A first polarization receiving system for generating a first set of polarizations; a first system corresponding to the multipath copy in response to the set of multipath copies;
A second polarization receiving system for generating a set of second polarizations; and a set of first polarizations corresponding to the multipath copy and a set of second polarizations corresponding to the multipath copy. A first demodulation system for generating first soft-decision data, and a second soft-code responsive to a set of first polarizations for the multipath copy and a set of second polarizations for the multipath copy. A second demodulation system for generating decision data. 7. A searcher for identifying a time offset of a specific multipath copy in a set of first polarizations for the multipath copy and a set of second polarizations for the multipath copy. 7. The system of claim 6, wherein 8. The searcher further comprises: the first demodulation system and the second demodulation system for demodulating either a set of first polarizations for the multipath copy or a second set of polarizations for the multipath copy. 8. A system according to claim 7, wherein said second demodulation system is constituted.

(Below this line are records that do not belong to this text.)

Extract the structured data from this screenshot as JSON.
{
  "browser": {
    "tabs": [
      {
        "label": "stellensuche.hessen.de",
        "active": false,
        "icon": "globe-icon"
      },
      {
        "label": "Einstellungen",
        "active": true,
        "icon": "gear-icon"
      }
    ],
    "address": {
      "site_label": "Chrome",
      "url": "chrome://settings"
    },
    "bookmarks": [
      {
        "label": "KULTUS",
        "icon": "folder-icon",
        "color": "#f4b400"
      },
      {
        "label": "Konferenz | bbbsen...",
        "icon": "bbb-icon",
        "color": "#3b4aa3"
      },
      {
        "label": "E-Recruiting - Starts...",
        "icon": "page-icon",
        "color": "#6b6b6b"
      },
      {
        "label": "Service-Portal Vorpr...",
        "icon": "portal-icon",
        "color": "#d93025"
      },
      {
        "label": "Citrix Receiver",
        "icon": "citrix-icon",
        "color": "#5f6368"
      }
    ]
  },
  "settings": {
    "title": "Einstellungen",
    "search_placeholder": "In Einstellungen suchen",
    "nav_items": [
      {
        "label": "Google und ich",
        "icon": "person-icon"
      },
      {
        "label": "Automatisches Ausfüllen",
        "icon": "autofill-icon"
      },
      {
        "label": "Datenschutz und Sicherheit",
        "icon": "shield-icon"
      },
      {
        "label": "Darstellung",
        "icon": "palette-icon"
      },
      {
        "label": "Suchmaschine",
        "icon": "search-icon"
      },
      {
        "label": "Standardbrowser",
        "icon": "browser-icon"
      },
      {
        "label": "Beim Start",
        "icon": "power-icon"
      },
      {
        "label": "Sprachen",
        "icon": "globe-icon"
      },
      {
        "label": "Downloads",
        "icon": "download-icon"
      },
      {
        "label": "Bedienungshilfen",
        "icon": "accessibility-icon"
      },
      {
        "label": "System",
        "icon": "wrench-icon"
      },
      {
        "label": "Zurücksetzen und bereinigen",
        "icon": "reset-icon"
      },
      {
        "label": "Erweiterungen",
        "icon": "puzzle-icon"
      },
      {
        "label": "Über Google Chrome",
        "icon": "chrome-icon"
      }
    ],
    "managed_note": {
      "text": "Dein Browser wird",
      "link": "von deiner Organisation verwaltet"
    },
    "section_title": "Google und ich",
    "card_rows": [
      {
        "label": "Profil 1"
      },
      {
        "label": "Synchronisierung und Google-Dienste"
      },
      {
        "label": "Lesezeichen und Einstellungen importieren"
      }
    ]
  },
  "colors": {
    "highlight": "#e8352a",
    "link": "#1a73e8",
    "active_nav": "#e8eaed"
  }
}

The described system. 9. A system for transmitting a code division multiple access signal, comprising: a first radio frequency processing unit for transmitting a first polarization of the signal; and a second radio frequency for transmitting a second polarization of the signal. A system comprising: a processing unit. 10. The apparatus according to claim 9, wherein the first polarization is orthogonal to the second polarization.
The described system. 11. The first radio frequency processing unit transmits a first polarization of the signal in a first direction, and the second radio frequency processing unit transmits a second polarization of the signal to a second polarization. 10. The system according to claim 9, wherein the transmission is performed in the following directions. 12. The first radio frequency processing unit transmits a first polarization of the signal at a first time offset, and the second radio frequency processing unit transmits a second polarization of the signal for a second time. The system according to claim 9, wherein the transmission is performed with an offset. 13. The first radio frequency processing unit transmits a first polarization of the signal in a first time offset and a first direction, and the second radio frequency processing unit transmits a second polarization of the signal. The system of claim 9, wherein the wave is transmitted in a second time offset different from the first and in a second direction different from the first.